Jean inhaled sharply, as if she had forgotten to breathe, and struggled free of her reverie. "It wasn't your fault, honestly, Jeff," she said, shaking her head. "We both found the body in your car, and I identified George Roden in the identification parade as well. Nothing happened upstairs. I'm fine."

Jeff glanced back at Marty. "But if I'd figured it out sooner –"

"For heaven's sake!" Jean put her feet to the floor, slopping coffee onto the table top as she slammed the mug down. "You're starting to sound like Marty! He always felt responsible for me, but he was my husband, Jeff – all I need you to be is a friend. Please."

Marty looked away from them both, a frown twitching his brow.

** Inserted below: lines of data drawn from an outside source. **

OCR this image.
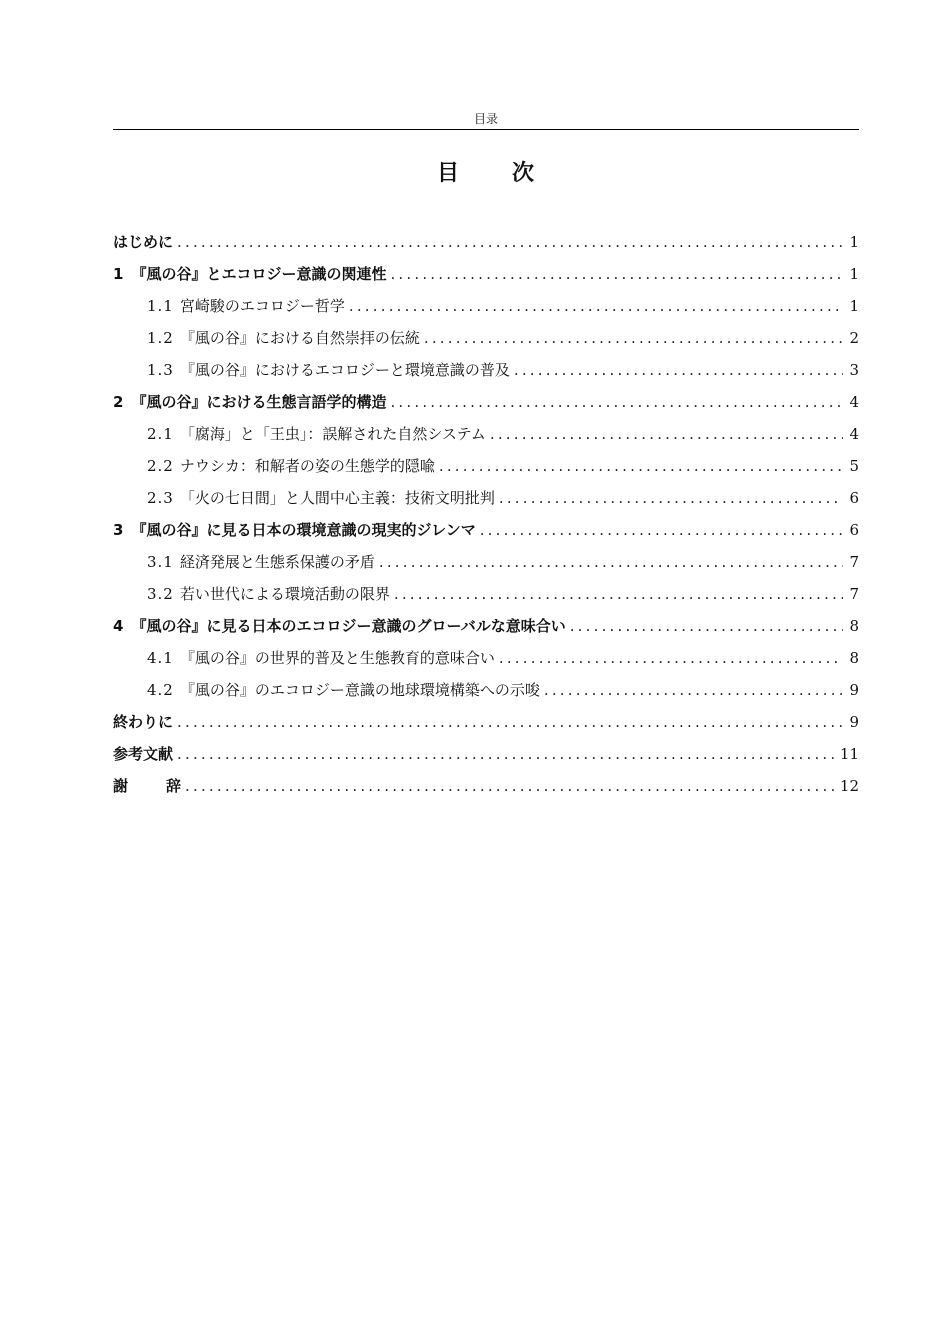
目录
目 次
はじめに .....	1
1 『風の谷』とエコロジー意識の関連性 .....	1
1.1 宮崎駿のエコロジー哲学 .....	1
1.2 『風の谷』における自然崇拝の伝統 .....	2
1.3 『風の谷』におけるエコロジーと環境意識の普及 .....	3
2 『風の谷』における生態言語学的構造 .....	4
2.1 「腐海」と「王虫」：誤解された自然システム .....	4
2.2 ナウシカ：和解者の姿の生態学的隠喩 .....	5
2.3 「火の七日間」と人間中心主義：技術文明批判 .....	6
3 『風の谷』に見る日本の環境意識の現実的ジレンマ .....	6
3.1 経済発展と生態系保護の矛盾 .....	7
3.2 若い世代による環境活動の限界 .....	7
4 『風の谷』に見る日本のエコロジー意識のグローバルな意味合い .....	8
4.1 『風の谷』の世界的普及と生態教育的意味合い .....	8
4.2 『風の谷』のエコロジー意識の地球環境構築への示唆 .....	9
終わりに .....	9
参考文献 .....	11
謝	辞 .....	12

"I am your friend, Jeannie," Jeff soothed. "Yours and Marty's. I promised him I would look after you, if –" He shrugged. "That's all I'm trying to do."

Jean was slowly combing her fingers through her hair. She paused, staring at him. "Marty? But – you never talk about him, Jeff. I haven't heard you mention his name in months, not since that man Jansen escaped from prison. Do you still miss him, too?"

Jeff threw a murky glance at his persistent partner. "Yeah. Sometimes it's like he's still here."

"What would you do without me?" Marty muttered.

Jean drew down her sleeves and hugged Marty's cardigan closer around her. "I wish he was," she confessed. "It's nice to know you're not alone."

"You're not, love," Jeff said, stroking her arm. She gave him a small smile. "Now, why don't you try and get in a couple more hours of sleep, and then I'll take you for breakfast. How's that?"

"Who's paying?" Marty scoffed.

"Your treat, or are we going Dutch?" she asked wryly. "Thank you, Jeff. I'm glad you came."

"What are friends for?" he replied, meeting the mingled sorrow and gratitude in Marty's blue eyes. "Any time."